Queenza memutar bola mata. "Jangan terlalu memujinya atau dia akan semakin sombong."

Suara itu membuat Awel mendongak tiba-tiba ke arah Queenza lalu terbelalak. Refleks dia bergerak ke depan Kingsley seolah menjadi tameng sementara Queenza dan yang lain tertegun tak mengerti.

"Sedang apa Ratu Dryad di sini?" mata Awel berkilat marah.

"Aku?" tanya Queenza bingung.

"Awel, tenanglah." Kingsley mencoba menenangkan.

"Hamba tidak bisa tenang di hadapan pembunuh Anda, Yang Mulia." Awel berkata dengan ketegangan yang kian meningkat.

Kingsley melihat wajah terpana Queenza lalu memegang pundak Awel. "Bagaimanapun dia permaisuriku."

"Tidak sejak dia menikamkan belati di dada Anda. Bagi kami para pengikut Anda, dia hanyalah Ratu Dryad si pengkhianat."

Terdengar suara terkesiap kaget dari beberapa orang di belakang Queenza.
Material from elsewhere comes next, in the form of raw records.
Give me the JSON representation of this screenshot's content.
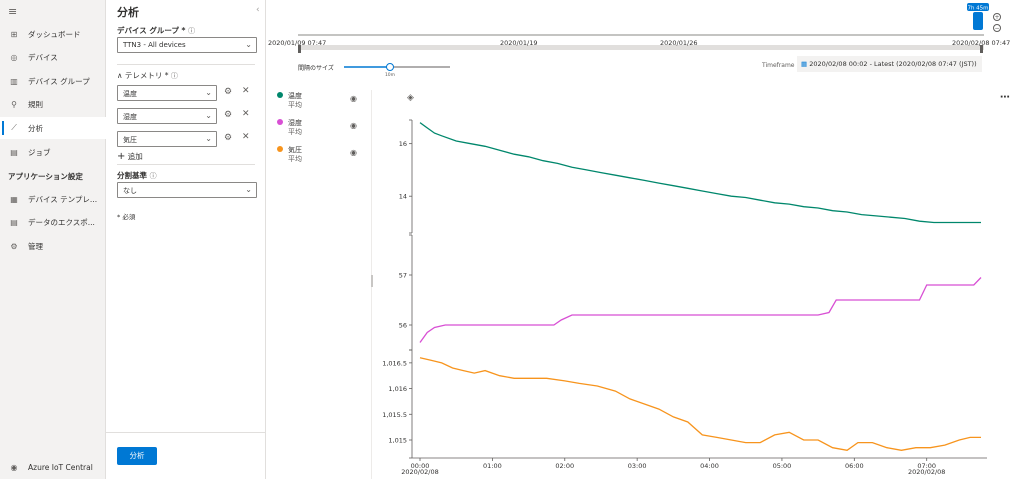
{
  "nav": {
    "items": [
      {
        "label": "ダッシュボード",
        "icon": "dashboard-icon",
        "glyph": "⊞"
      },
      {
        "label": "デバイス",
        "icon": "devices-icon",
        "glyph": "◎"
      },
      {
        "label": "デバイス グループ",
        "icon": "device-groups-icon",
        "glyph": "▥"
      },
      {
        "label": "規則",
        "icon": "rules-icon",
        "glyph": "⚲"
      },
      {
        "label": "分析",
        "icon": "analytics-icon",
        "glyph": "⟋"
      },
      {
        "label": "ジョブ",
        "icon": "jobs-icon",
        "glyph": "▤"
      }
    ],
    "section_header": "アプリケーション設定",
    "settings_items": [
      {
        "label": "デバイス テンプレ...",
        "icon": "device-templates-icon",
        "glyph": "▦"
      },
      {
        "label": "データのエクスポ...",
        "icon": "data-export-icon",
        "glyph": "▤"
      },
      {
        "label": "管理",
        "icon": "administration-icon",
        "glyph": "⚙"
      }
    ],
    "footer": "Azure IoT Central"
  },
  "panel": {
    "title": "分析",
    "device_group_label": "デバイス グループ *",
    "device_group_value": "TTN3 - All devices",
    "telemetry_label": "テレメトリ *",
    "telemetry": [
      "温度",
      "湿度",
      "気圧"
    ],
    "add_label": "追加",
    "split_label": "分割基準",
    "split_value": "なし",
    "required_note": "* 必須",
    "analyze_button": "分析"
  },
  "timeline": {
    "start": "2020/01/09 07:47",
    "mid1": "2020/01/19",
    "mid2": "2020/01/26",
    "end": "2020/02/08 07:47",
    "badge": "7h 45m",
    "interval_label": "間隔のサイズ",
    "interval_value": "10m",
    "timeframe_label": "Timeframe",
    "timeframe_value": "2020/02/08 00:02 - Latest (2020/02/08 07:47 (JST))"
  },
  "legend": [
    {
      "name": "温度",
      "agg": "平均",
      "color": "#00876c"
    },
    {
      "name": "湿度",
      "agg": "平均",
      "color": "#d84fd4"
    },
    {
      "name": "気圧",
      "agg": "平均",
      "color": "#f7941d"
    }
  ],
  "chart_data": {
    "type": "line",
    "x_ticks": [
      "00:00",
      "01:00",
      "02:00",
      "03:00",
      "04:00",
      "05:00",
      "06:00",
      "07:00"
    ],
    "x_date_labels": [
      "2020/02/08",
      "2020/02/08"
    ],
    "series": [
      {
        "name": "温度",
        "agg": "平均",
        "color": "#00876c",
        "yticks": [
          "16",
          "14"
        ],
        "ylim": [
          12.6,
          16.9
        ],
        "x": [
          0,
          0.1,
          0.2,
          0.3,
          0.5,
          0.7,
          0.9,
          1.1,
          1.3,
          1.5,
          1.7,
          1.9,
          2.1,
          2.3,
          2.5,
          2.7,
          2.9,
          3.1,
          3.3,
          3.5,
          3.7,
          3.9,
          4.1,
          4.3,
          4.5,
          4.7,
          4.9,
          5.1,
          5.3,
          5.5,
          5.7,
          5.9,
          6.1,
          6.3,
          6.5,
          6.7,
          6.9,
          7.1,
          7.3,
          7.5,
          7.75
        ],
        "y": [
          16.8,
          16.6,
          16.4,
          16.3,
          16.1,
          16.0,
          15.9,
          15.75,
          15.6,
          15.5,
          15.35,
          15.25,
          15.1,
          15.0,
          14.9,
          14.8,
          14.7,
          14.6,
          14.5,
          14.4,
          14.3,
          14.2,
          14.1,
          14.0,
          13.95,
          13.85,
          13.75,
          13.7,
          13.6,
          13.55,
          13.45,
          13.4,
          13.3,
          13.25,
          13.2,
          13.15,
          13.05,
          13.0,
          13.0,
          13.0,
          13.0
        ]
      },
      {
        "name": "湿度",
        "agg": "平均",
        "color": "#d84fd4",
        "yticks": [
          "57",
          "56"
        ],
        "ylim": [
          55.5,
          57.8
        ],
        "x": [
          0,
          0.1,
          0.2,
          0.35,
          0.5,
          1,
          1.5,
          1.85,
          1.95,
          2.1,
          2.5,
          3,
          3.5,
          4,
          4.5,
          5,
          5.5,
          5.65,
          5.75,
          6,
          6.5,
          6.9,
          7,
          7.2,
          7.5,
          7.65,
          7.75
        ],
        "y": [
          55.65,
          55.85,
          55.95,
          56.0,
          56.0,
          56.0,
          56.0,
          56.0,
          56.1,
          56.2,
          56.2,
          56.2,
          56.2,
          56.2,
          56.2,
          56.2,
          56.2,
          56.25,
          56.5,
          56.5,
          56.5,
          56.5,
          56.8,
          56.8,
          56.8,
          56.8,
          56.95
        ]
      },
      {
        "name": "気圧",
        "agg": "平均",
        "color": "#f7941d",
        "yticks": [
          "1,016.5",
          "1,016",
          "1,015.5",
          "1,015"
        ],
        "ylim": [
          1014.65,
          1016.75
        ],
        "x": [
          0,
          0.15,
          0.3,
          0.45,
          0.6,
          0.75,
          0.9,
          1.1,
          1.3,
          1.5,
          1.75,
          2,
          2.2,
          2.45,
          2.7,
          2.9,
          3.1,
          3.3,
          3.5,
          3.7,
          3.9,
          4.1,
          4.3,
          4.5,
          4.7,
          4.9,
          5.1,
          5.3,
          5.5,
          5.7,
          5.9,
          6.05,
          6.25,
          6.45,
          6.65,
          6.85,
          7.05,
          7.25,
          7.45,
          7.6,
          7.75
        ],
        "y": [
          1016.6,
          1016.55,
          1016.5,
          1016.4,
          1016.35,
          1016.3,
          1016.35,
          1016.25,
          1016.2,
          1016.2,
          1016.2,
          1016.15,
          1016.1,
          1016.05,
          1015.95,
          1015.8,
          1015.7,
          1015.6,
          1015.45,
          1015.35,
          1015.1,
          1015.05,
          1015.0,
          1014.95,
          1014.95,
          1015.1,
          1015.15,
          1015.0,
          1015.0,
          1014.85,
          1014.8,
          1014.95,
          1014.95,
          1014.85,
          1014.8,
          1014.85,
          1014.85,
          1014.9,
          1015.0,
          1015.05,
          1015.05
        ]
      }
    ]
  }
}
Sementara itu Quenza terhuyung selangkah ke belakang seolah ditampar.

"Aku... yang telah membunuhmu?" mata Queenza beradu dengan mata Kingsley, menuntut jawaban.

"Tidak dengan sengaja," tegas Kingsley seraya berdiri hendak menghampiri Queenza tapi lagi-lagi Awel menghalanginya.

"Yang Mulia, jangan dekat-dekat dengannya. Hamba tidak mau kehilangan Anda lagi." mohon Awel.

Namun perhatian Kingsley tak tertuju pada Awel. Tatapannya masih beradu dengan mata hitam yang kini tampak meneteskan air mata.

"Queenza..." panggil Kingsley pelan, berharap gadis itu tidak menjauh.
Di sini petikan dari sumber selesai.